A New Bridge A New Day? One Day…I Pray.

Optimism.  That is a solid commodity.  We still need it.  We need it in the tough times we are in.  Seems like folks are having too much fun putting each other down.  We’re better than that, aren’t we?  I would like to think so.  Strange old times we are living in for sure.

One step up and two steps back.  My business feels like that.  I am an educator.  On a National Level that is embarrassing.   One a state level it is tough.  I was elated, for a change, when Indiana leaders said to other leaders that making a high school senior pass the citizenship test given to immigrants in order to graduate was not a good idea.  Miracles are still with us.  So are tests.  That is what got us here in the first place…this education hurdle.

Give them a Civics test!  That is the answer!  No, it is not the answer.

Our kids are tested to pieces.  Our math and English teachers are chasing a test.  Get those standards in or else!

Civility.  Isn’t that what they are getting at when they speak of a civics test?  No, no, no…I am not just talking about people getting along.  I am talking about the civility we have left behind in the age of testmania.

What do I mean?  Employers are clamoring for workers with a strong work ethic, good communication skills, good attendance, and please be drug free!  Amen.  And God Bless you!

Schools have not been able to help this process for a long time.

You’re old Uncle Dan can remember a time when we did not have the GRADUATION EXAM hanging over our heads.  When we were in English class and there was a time for everyone’s voice to be heard about an issue of the day, be it related to subject matter or not, we went around the room and let folks speak their mind and we respected one another and we LEARNED from each other.  We cleared the air.  We made progress as people.  We did not fear that we were missing a standard we would be held accountable for a few minutes of testing.  We were more interested in being accountable for our lives and the lives of those around us.  That is where education as we know has failed its students.

Is it a money issue?  Testing is a BIGGGGG business.  There is a pile of money to follow somewhere.  We don’t do that though.  There just isn’t time.

Politicians never got it.  They won’t.

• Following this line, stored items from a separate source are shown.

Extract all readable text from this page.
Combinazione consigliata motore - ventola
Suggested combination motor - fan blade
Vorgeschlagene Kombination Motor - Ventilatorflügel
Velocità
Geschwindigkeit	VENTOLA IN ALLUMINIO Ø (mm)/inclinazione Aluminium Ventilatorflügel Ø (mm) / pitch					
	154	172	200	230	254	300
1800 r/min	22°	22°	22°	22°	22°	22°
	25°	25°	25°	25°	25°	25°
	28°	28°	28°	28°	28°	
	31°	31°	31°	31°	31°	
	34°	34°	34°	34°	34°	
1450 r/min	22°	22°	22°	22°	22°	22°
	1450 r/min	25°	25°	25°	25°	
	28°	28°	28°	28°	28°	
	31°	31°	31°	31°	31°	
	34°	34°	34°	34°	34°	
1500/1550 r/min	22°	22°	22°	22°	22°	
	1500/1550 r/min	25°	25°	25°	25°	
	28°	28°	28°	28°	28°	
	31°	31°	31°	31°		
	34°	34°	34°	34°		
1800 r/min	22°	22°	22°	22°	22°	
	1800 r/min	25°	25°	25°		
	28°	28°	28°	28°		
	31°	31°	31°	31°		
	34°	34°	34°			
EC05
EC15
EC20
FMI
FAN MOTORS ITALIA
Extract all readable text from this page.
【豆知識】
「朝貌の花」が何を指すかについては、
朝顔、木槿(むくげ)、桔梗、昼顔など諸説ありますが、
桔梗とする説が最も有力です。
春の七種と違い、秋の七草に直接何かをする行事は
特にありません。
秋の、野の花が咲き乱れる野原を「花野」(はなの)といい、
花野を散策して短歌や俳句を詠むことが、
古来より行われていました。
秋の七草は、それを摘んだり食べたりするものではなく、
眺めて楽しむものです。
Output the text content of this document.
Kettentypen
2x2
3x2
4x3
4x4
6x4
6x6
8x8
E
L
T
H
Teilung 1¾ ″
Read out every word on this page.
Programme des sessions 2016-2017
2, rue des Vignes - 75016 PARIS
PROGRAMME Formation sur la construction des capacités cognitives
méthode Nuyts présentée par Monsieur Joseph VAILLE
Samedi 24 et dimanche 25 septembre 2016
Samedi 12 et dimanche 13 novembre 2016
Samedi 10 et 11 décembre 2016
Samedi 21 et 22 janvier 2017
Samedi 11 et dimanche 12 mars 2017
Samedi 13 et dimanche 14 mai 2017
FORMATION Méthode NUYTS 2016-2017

They don’t care enough about kids.  That is obvious. After all, the ones they impose their will on can’t vote yet.  Their parents are too busy trying to put the bacon on the table and who could blame them?   I don’t.

But I do know there is a solution.  Let kids be kids again…not testing robots.  I know I know…the new graduation pathways set forth by the Indiana State Board of Education seem to be getting the point.  But their answer is so verbose and full of hereofs and therefores that it still looks pretty overthought and pieish.  They don’t get it.  Folks like me are just left to deal with their crap at the bottom of the hill.  Now that is speaking the rights!

Did I plan this rant.  No.  But it needed to be addressed.  The last post I made was March 18th, my 51st birthday.  I think this is my longest hiatus on speaktherights.com.  I don’t regret it.

What I sat down here to talk about was the new bridge at Surf City, North Carolina.  The bridge at the header of my page is gone.   It makes me sad.  But the new bridge is something to behold.

Between the the poles in the channel is where this once sat.

The Bridge is behind us in this pic.

My dear wife, Carrie and I spent last week at our beloved Topsail Island, NC.  It is our second home.  We found it together.  It is our place.  Can’t ya tell?

Hurricane Florence was not kind to this area.  Folks at church and at the fish market we frequent told us that 40 percent of the houses on the island are still looking to get ready for summer.  They are a resilient bunch.  The house to the south of us had to be completely rebuilt.  The one to our north needed work too.  So did ours, but it was minor comparatively.

The morning we left, I took this picture.

We’ll be back.  Hopefully I can say that about the sensibility of Indiana’s decision makers one day.